I dreamed of a silly anime fight between dave strider and caliborn from homestuck, beating the shit out of eachother as walking fortresses and attack drones fell out of the sky all to the sync of an epic dubstep score.
I was enlightened with the knowledge that even in dreams dubstep sucks ass.
I've been paranoid of computer viruses for quite some time, becoming constantly nervous at the possibility of a dastardly malware slowing down my puter, having me check task manager and running virus scans.
I had a dream that I sat at my computer, browsing the net and listening to music, my desk and screen looked authentic enough plus the lack of lucidity in a dream made it so that at the time it seemed real.

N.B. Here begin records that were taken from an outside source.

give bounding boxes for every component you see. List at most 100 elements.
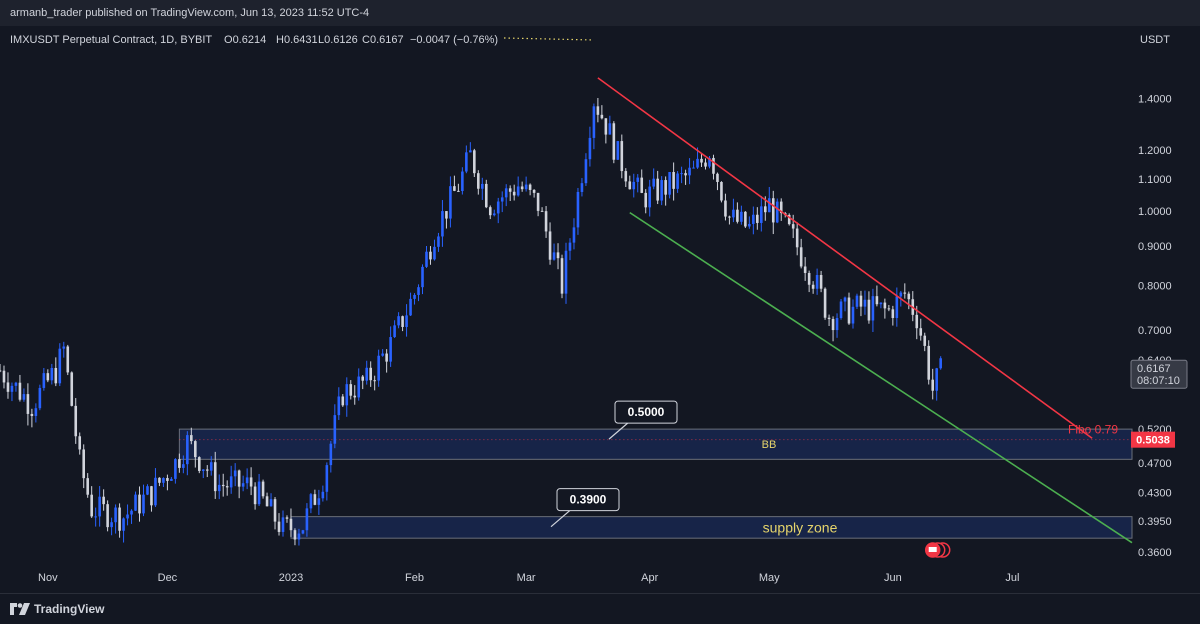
candle-body-96	[381, 353, 384, 356]
candle-body-23	[90, 494, 93, 517]
candle-body-235	[935, 368, 938, 391]
candle-body-123	[488, 207, 492, 216]
candle-body-5	[18, 382, 22, 400]
candle-body-215	[855, 295, 859, 307]
candle-body-68	[269, 499, 273, 507]
candle-body-170	[676, 173, 679, 189]
x-tick-label-5: Apr	[641, 572, 658, 584]
candle-body-97	[385, 353, 388, 362]
candle-body-54	[213, 462, 217, 492]
candle-body-150	[596, 106, 600, 115]
candle-body-145	[576, 191, 580, 228]
zone-callout-box-0	[614, 400, 678, 424]
candle-body-142	[564, 250, 568, 294]
candle-body-39	[154, 477, 157, 506]
candle-body-51	[201, 469, 205, 471]
tradingview-logo[interactable]: TradingView	[10, 602, 104, 616]
candle-body-226	[899, 292, 903, 297]
tradingview-brand: TradingView	[34, 602, 105, 616]
candle-body-234	[931, 379, 935, 391]
candle-body-15	[58, 348, 62, 384]
candle-body-37	[146, 486, 149, 495]
candle-body-62	[245, 477, 249, 484]
candle-body-189	[752, 214, 755, 224]
candle-body-72	[285, 517, 289, 519]
legend-close: 0.6167	[370, 34, 404, 46]
candle-body-77	[305, 508, 309, 531]
candles-layer	[0, 98, 942, 546]
candle-body-137	[544, 211, 548, 232]
candle-body-20	[78, 436, 82, 450]
candle-body-154	[612, 123, 616, 160]
candle-body-166	[660, 180, 663, 201]
y-tick-label-2: 1.1000	[1138, 174, 1172, 186]
candle-body-186	[740, 211, 743, 222]
fibo-price-tag	[1131, 431, 1175, 448]
candle-body-205	[815, 275, 819, 289]
y-axis: 1.4000 1.2000 1.1000 1.0000 0.9000 0.8000 0.70…	[1138, 94, 1172, 559]
candle-body-21	[82, 449, 86, 479]
legend-low-label: L	[318, 34, 324, 46]
candle-body-78	[309, 494, 313, 509]
candle-body-65	[257, 481, 261, 505]
candle-body-128	[508, 188, 512, 192]
zone-callout-box-1	[556, 488, 620, 512]
candle-body-75	[297, 533, 301, 540]
x-tick-label-8: Jul	[1005, 572, 1019, 584]
candle-body-57	[225, 486, 229, 488]
candle-body-224	[891, 309, 895, 318]
candle-body-70	[277, 521, 281, 532]
candle-body-117	[465, 152, 468, 172]
candle-body-230	[915, 314, 919, 329]
candle-body-76	[301, 530, 305, 534]
candle-body-7	[26, 394, 30, 414]
publish-header: armanb_trader published on TradingView.c…	[0, 0, 1200, 26]
tradingview-logo-icon	[10, 603, 30, 615]
x-tick-label-6: May	[759, 572, 780, 584]
candle-body-165	[656, 178, 659, 201]
candle-body-106	[421, 266, 424, 288]
candle-body-119	[473, 150, 476, 174]
candle-body-17	[66, 346, 70, 373]
candle-body-44	[174, 459, 177, 479]
candle-body-113	[449, 186, 452, 219]
candle-body-79	[313, 494, 317, 505]
candle-body-236	[939, 358, 942, 369]
candle-body-199	[791, 224, 795, 229]
candle-body-18	[70, 372, 74, 406]
candle-body-45	[178, 459, 181, 468]
candle-body-2	[6, 382, 10, 392]
candle-body-32	[126, 514, 129, 519]
candle-body-110	[437, 236, 440, 247]
y-tick-label-3: 1.0000	[1138, 206, 1172, 218]
candle-body-134	[532, 189, 536, 193]
candle-body-13	[50, 367, 54, 381]
candle-body-194	[771, 198, 775, 223]
candle-body-61	[241, 483, 245, 487]
candle-body-94	[373, 380, 376, 382]
candle-body-153	[608, 123, 612, 135]
candle-body-116	[461, 171, 464, 192]
candle-body-36	[142, 494, 145, 514]
candle-body-69	[273, 499, 277, 522]
candle-body-162	[644, 192, 648, 208]
candle-body-208	[827, 317, 831, 320]
candle-body-19	[74, 405, 78, 437]
candle-body-233	[927, 345, 931, 380]
candle-body-24	[94, 516, 97, 518]
candle-body-219	[871, 296, 875, 321]
x-tick-label-0: Nov	[38, 572, 58, 584]
candle-body-91	[361, 376, 365, 381]
candle-body-141	[560, 258, 564, 294]
trendlines-layer	[503, 37, 1133, 544]
candle-body-190	[756, 214, 759, 223]
legend-close-label: C	[362, 34, 370, 46]
zones-layer: BB 0.5000 supply zone 0.3900	[178, 400, 1133, 539]
candle-body-58	[229, 476, 233, 488]
legend-symbol: IMXUSDT Perpetual Contract, 1D, BYBIT	[10, 34, 212, 46]
candle-body-34	[134, 494, 137, 511]
zone-label-0: BB	[762, 439, 777, 451]
candle-body-223	[887, 308, 891, 310]
candle-body-171	[680, 173, 683, 175]
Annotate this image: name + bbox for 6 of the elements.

Then tabs started slowing and closing, my video player crashed then attempting to open it again yielded an error message regarding missing files, my desktop refreshed and icons were messed up, everythings continuously grinded to a halt followed by a window opening for "Windows Recovery Process", but then even at that point my cursor also slowed down, all text on the window got messed up, the picture on my screen started to look as if it was melting and melting and melting... and then I woke up.
It was easily one of the worst dreams I've had made worse by and possibly emanating from my intense need to piss (no more late night over-hydration, keep yourself safe from piss nightmares people), but it also scared the fear of viruses out of me because no matter what kind of bitcoin miner or whatever I put on my PC from browsing random sites or pirating games it was never going to be as fucking bad as this.

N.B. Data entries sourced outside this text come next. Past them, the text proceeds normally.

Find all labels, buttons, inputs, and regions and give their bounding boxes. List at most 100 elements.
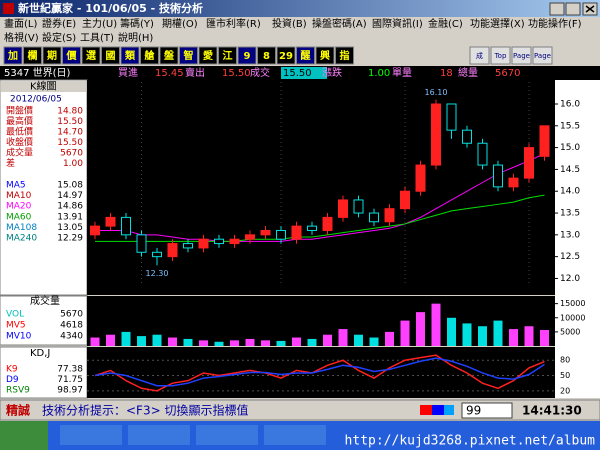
- toolbar-button[interactable]: [23, 46, 42, 65]
- volume-bar: [540, 329, 549, 346]
- toolbar-button[interactable]: [101, 46, 120, 65]
- volume-bar: [431, 303, 441, 346]
- volume-bar: [261, 340, 270, 346]
- menu-item[interactable]: 格視(V): [4, 31, 39, 44]
- toolbar-button[interactable]: [296, 46, 315, 65]
- toolbar-button[interactable]: [140, 46, 159, 65]
- toolbar-label: Page: [534, 52, 551, 60]
- maximize-button[interactable]: [565, 2, 581, 16]
- x-tick-label: 03: [136, 285, 147, 295]
- toolbar-button[interactable]: [315, 46, 335, 65]
- candle-body: [291, 225, 302, 240]
- toolbar-button[interactable]: [198, 46, 218, 65]
- hint: 技術分析提示：<F3> 切換顯示指標值: [42, 403, 248, 418]
- candle-body: [121, 216, 131, 236]
- toolbar-label: Page: [513, 52, 530, 60]
- volume-bar: [323, 334, 332, 346]
- field-value: 4340: [60, 332, 83, 342]
- task-item[interactable]: [264, 425, 326, 445]
- toolbar-label: 盤: [163, 49, 175, 62]
- x-tick-label: 04: [275, 285, 287, 295]
- field-label: MV10: [6, 332, 32, 342]
- toolbar-button[interactable]: [490, 46, 511, 65]
- candle-body: [167, 243, 178, 258]
- kd-title: KD,J: [30, 348, 50, 359]
- toolbar-button[interactable]: [3, 46, 23, 65]
- toolbar-button[interactable]: [511, 46, 532, 65]
- menu-item[interactable]: 功能選擇(X): [470, 17, 525, 30]
- toolbar-button[interactable]: [276, 46, 296, 65]
- toolbar-button[interactable]: [532, 46, 553, 65]
- y-tick-label: 10000: [560, 313, 585, 322]
- field-label: 收盤價: [6, 136, 33, 148]
- toolbar-button[interactable]: [218, 46, 237, 65]
- menu-item[interactable]: 匯市利率(R): [206, 17, 261, 30]
- task-item[interactable]: [60, 425, 122, 445]
- toolbar-button[interactable]: [335, 46, 354, 65]
- toolbar-label: 9: [244, 51, 251, 62]
- y-tick-label: 20: [560, 386, 570, 395]
- title-bar: [0, 0, 600, 17]
- candle-body: [493, 164, 503, 188]
- close-icon: [585, 5, 595, 13]
- menu-item[interactable]: 功能操作(F): [528, 17, 582, 30]
- menu-item[interactable]: 操盤密碼(A): [312, 17, 367, 30]
- y-tick-label: 12.0: [560, 274, 580, 284]
- quote-value: 15.50: [283, 68, 312, 79]
- kd-line: [94, 354, 545, 392]
- menu-item[interactable]: 籌碼(Y): [120, 17, 154, 30]
- task-item[interactable]: [196, 425, 258, 445]
- menu-item[interactable]: 主力(U): [82, 17, 117, 30]
- field-label: K9: [6, 365, 18, 375]
- toolbar-label: 智: [184, 49, 194, 62]
- menu-item[interactable]: 國際資訊(I): [372, 17, 423, 30]
- toolbar-label: 成: [476, 51, 483, 60]
- menu-item[interactable]: 期權(O): [162, 17, 198, 30]
- kd-line: [94, 357, 545, 387]
- quote-label: 漲跌: [322, 66, 342, 79]
- candle-body: [508, 177, 519, 188]
- toolbar-button[interactable]: [159, 46, 179, 65]
- toolbar-button[interactable]: [81, 46, 101, 65]
- candle-body: [260, 229, 271, 236]
- toolbar-label: 29: [279, 51, 293, 62]
- candle-body: [431, 103, 441, 166]
- start-button[interactable]: [0, 421, 48, 450]
- task-item[interactable]: [128, 425, 190, 445]
- volume-bar: [168, 337, 177, 346]
- brand: 精誠: [6, 403, 30, 418]
- volume-title: 成交量: [30, 294, 60, 307]
- toolbar-button[interactable]: [42, 46, 62, 65]
- volume-bar: [152, 334, 162, 346]
- menu-item[interactable]: 畫面(L): [4, 17, 37, 30]
- field-value: 14.86: [57, 202, 83, 212]
- volume-bar: [354, 334, 363, 346]
- stock-name: 5347 世界(日): [4, 67, 71, 79]
- minimize-button[interactable]: [549, 2, 565, 16]
- panel-header: [1, 81, 86, 92]
- quote-value: 5670: [495, 68, 520, 79]
- menu-item[interactable]: 證券(E): [42, 17, 76, 30]
- toolbar-button[interactable]: [257, 46, 276, 65]
- color-box: [432, 405, 444, 415]
- volume-bar: [400, 320, 410, 346]
- toolbar-button[interactable]: [62, 46, 81, 65]
- highlight: [281, 67, 327, 79]
- toolbar-button[interactable]: [179, 46, 198, 65]
- y-tick-label: 13.5: [560, 209, 580, 219]
- toolbar-label: 欄: [28, 49, 38, 62]
- y-tick-label: 14.5: [560, 165, 580, 175]
- menu-item[interactable]: 投資(B): [272, 17, 307, 30]
- menu-item[interactable]: 金融(C): [428, 17, 463, 30]
- toolbar-button[interactable]: [469, 46, 490, 65]
- toolbar-button[interactable]: [237, 46, 257, 65]
- menu-item[interactable]: 設定(S): [42, 31, 76, 44]
- menu-item[interactable]: 工具(T): [80, 32, 114, 44]
- candle-body: [183, 243, 193, 249]
- menu-item[interactable]: 說明(H): [118, 31, 153, 44]
- info-panel: [0, 79, 88, 296]
- y-tick-label: 50: [560, 371, 570, 380]
- toolbar-button[interactable]: [120, 46, 140, 65]
- volume-bar: [183, 338, 193, 346]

My dreams are significantly better than waking life.
I chronically oversleep to stretch out the dreams as long as possible and struggle to wake up knowing that nothing in my day will compare to dreaming.
Then when I finally get up, I spend days not sleeping to avoid getting crushed by glimpses of a happy life again.
Dreamed that my penis fell off and then a bunch of people broke into my house and I had to leave. I was upset because my penis was still in there, on the floor, and I needed it back so doctors could sew it back on.
There was a website like OpenStreetMap, but with satellite view and where users could add waypoints for animal sightings (or where they knew there were exotic animals in zoos/captivity etc). I knew that a guy who I had a crush on was using the website, so I started going through accounts on the website trying to figure out if it was him based on the animals + locations he had picked out.
The setup: I don't remember it too clearly, but I Dilbert is on the run for some reason. Perhaps it was something like he got grandfathered into some benefits as long as no one important talked to him about it
Strip #2: We see Wally's messy office, but today, mercurial fellow that he is, he has decided to poke the bear instead of his usual parasitic antics. Dilbert has camouflaged himself with a vertical belt of many 16oz water bottles, but is wrapped back-bendedly around the back of Wally's CRT as if a martyred saint on a torture device that is both a wheel and the rack. He prays, "Accounting, save me!" (note: Accounting is explicitly demonic in the Dilbertverse)
Strip #3: In a completely dark room, the Pointy Haired Boss is heard wondering aloud to undercover inquisitors that "maybe he's in the darkest corner of the darkest office". Out of exactly that spot, Dilbert mutters, "How did he know?"